I was thinking about ways to speedup NUTS through parallelisation - and here is a possible strategy for which I would appreciate some feedback.

The parallelisation possibilities are very limited by nature of the algorithm, of course. The obvious thing to parallelise are the forward and backward sweeps of NUTS. Whenever these happen in sequence, then these can be run in parallel. However, the issue is that we increase the tree depth in every iteration which severely limits the parallel runtime… but is this really needed?

So my question is: Can we run the NUTS loop in the usual way, but increase the tree depth only every other loop iteration?

If that would be possible, then we could sample at the beginning of the loop the direction of the first and the second sweep. In 50% of the cases those can be run in parallel and in 50% of the cases we go twice in the same direction and can’t parallelise. The speedup is 2x for the first case and nothing (so 1x) for the second case such that the total speedup can be up to 1.5x.

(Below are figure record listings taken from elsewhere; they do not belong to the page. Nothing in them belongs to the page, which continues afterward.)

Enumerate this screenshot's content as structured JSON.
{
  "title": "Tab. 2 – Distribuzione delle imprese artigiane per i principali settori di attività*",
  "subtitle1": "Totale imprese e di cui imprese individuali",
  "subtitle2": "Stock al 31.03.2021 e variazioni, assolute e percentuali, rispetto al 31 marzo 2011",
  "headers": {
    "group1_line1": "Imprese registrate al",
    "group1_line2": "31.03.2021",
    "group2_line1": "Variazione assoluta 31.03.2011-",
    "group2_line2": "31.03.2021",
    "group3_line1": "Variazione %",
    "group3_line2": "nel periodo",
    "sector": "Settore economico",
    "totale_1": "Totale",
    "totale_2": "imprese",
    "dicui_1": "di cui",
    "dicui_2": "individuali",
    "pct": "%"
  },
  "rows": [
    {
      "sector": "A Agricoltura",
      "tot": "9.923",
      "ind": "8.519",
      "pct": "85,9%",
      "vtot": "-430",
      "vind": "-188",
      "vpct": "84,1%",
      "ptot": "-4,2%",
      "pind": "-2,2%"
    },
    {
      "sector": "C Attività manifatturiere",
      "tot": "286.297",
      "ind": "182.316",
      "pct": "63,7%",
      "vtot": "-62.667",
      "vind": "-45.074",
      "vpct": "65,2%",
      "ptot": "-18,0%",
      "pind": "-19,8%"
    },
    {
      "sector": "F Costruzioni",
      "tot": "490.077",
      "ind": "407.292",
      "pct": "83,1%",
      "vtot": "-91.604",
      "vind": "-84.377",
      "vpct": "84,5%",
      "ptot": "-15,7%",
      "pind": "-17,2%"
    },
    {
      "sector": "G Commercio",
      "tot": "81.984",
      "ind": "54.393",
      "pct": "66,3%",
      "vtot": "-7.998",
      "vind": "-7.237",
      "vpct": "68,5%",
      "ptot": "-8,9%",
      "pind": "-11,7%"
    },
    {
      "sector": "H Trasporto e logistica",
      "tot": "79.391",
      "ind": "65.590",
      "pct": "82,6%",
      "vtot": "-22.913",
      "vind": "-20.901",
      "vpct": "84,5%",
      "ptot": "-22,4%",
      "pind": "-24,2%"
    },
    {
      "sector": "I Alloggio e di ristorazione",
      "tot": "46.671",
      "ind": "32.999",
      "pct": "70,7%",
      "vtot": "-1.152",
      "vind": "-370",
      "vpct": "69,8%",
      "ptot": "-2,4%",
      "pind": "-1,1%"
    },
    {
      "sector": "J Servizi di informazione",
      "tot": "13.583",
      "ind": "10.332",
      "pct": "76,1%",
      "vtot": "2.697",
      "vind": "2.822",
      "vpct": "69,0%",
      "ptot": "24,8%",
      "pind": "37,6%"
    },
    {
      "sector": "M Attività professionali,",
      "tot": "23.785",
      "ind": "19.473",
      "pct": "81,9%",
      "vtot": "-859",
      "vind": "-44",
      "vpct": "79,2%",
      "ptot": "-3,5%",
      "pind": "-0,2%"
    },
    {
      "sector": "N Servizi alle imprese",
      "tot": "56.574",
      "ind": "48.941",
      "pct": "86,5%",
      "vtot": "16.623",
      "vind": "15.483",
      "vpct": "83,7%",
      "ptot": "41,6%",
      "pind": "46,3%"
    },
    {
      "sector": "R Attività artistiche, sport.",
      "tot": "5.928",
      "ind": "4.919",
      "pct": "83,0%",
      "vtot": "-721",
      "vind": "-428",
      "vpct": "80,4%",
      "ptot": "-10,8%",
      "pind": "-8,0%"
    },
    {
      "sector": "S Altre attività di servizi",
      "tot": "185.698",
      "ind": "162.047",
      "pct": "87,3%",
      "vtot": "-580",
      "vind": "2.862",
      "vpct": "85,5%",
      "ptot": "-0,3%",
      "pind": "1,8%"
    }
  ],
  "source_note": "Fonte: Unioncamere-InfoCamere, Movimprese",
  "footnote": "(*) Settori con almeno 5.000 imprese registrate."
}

Is there anything obvious which makes people raise red flags here?

Ideally we can then in the future use 3 cores to calculate 2 chains about (up to) 50% faster at the end of the day.



Naming convention point: we are long past the “NUTS” algorithm. There will be a renaming around Stan3 but for now just refer to it as “dynamic HMC”.

In any case it’s better to think about the possible parallelization speedup this way. First speculatively integrate forwards and backwards in time and then run the sampler to consume those speculative trajectories. If you fully consume one of the trajectories then you can expand the speculation and continue.

Because the expansion is multiplicative, however, you’re likely to end up wasting a bunch of that speculative computation on both sides, yielding a much smaller speedup than 1.5 on average. Moreover you’ll have to keep all of those speculative states in memory which will be a significant burden for higher-dimensional problems. One of the big advantages of multiplicative expansion is needed only a logarithm number of states in memory at any given time.

Parallelizeable resources are much better spent on speeding the gradient evaluation or running multiple chains in memory to pool adaptation information.


Just to be clear here on the matter I am suggesting to change… I would like to deviate a little from the usual multiplicative expansion. Instead of making the tree depth one more at each iteration (what is done now), I am suggesting to increase the tree depth at every other iteration. Would that violate detailed balance in an obvious way?

I know that the ideal average speedup is 1.5x and I have to expect less - but this appears to me an easy thing to tryout.

Pooling adaption info also sounds very attractive, I agree; gradient evaluation parallelisation is sort of already there and we are improving it.


EDIT: iteration above refers to the loop iterations which are done during one dynamic HMC transition.

Each iteration in the current version of dynamic HMC is defined by a tree depth increase. Any additional states added that don’t come from a tree depth increase significantly complicate the termination checks.

Any change to the sampler requires significant overhead, and a change requiring threading through threading functionality (sorry, couldn’t help myself) is all the more onerous. There’s not much to squeeze out here so I would be very hesitant to move in that direction in the immediate future.

Then again the code is open for anyone to experiment with and report results!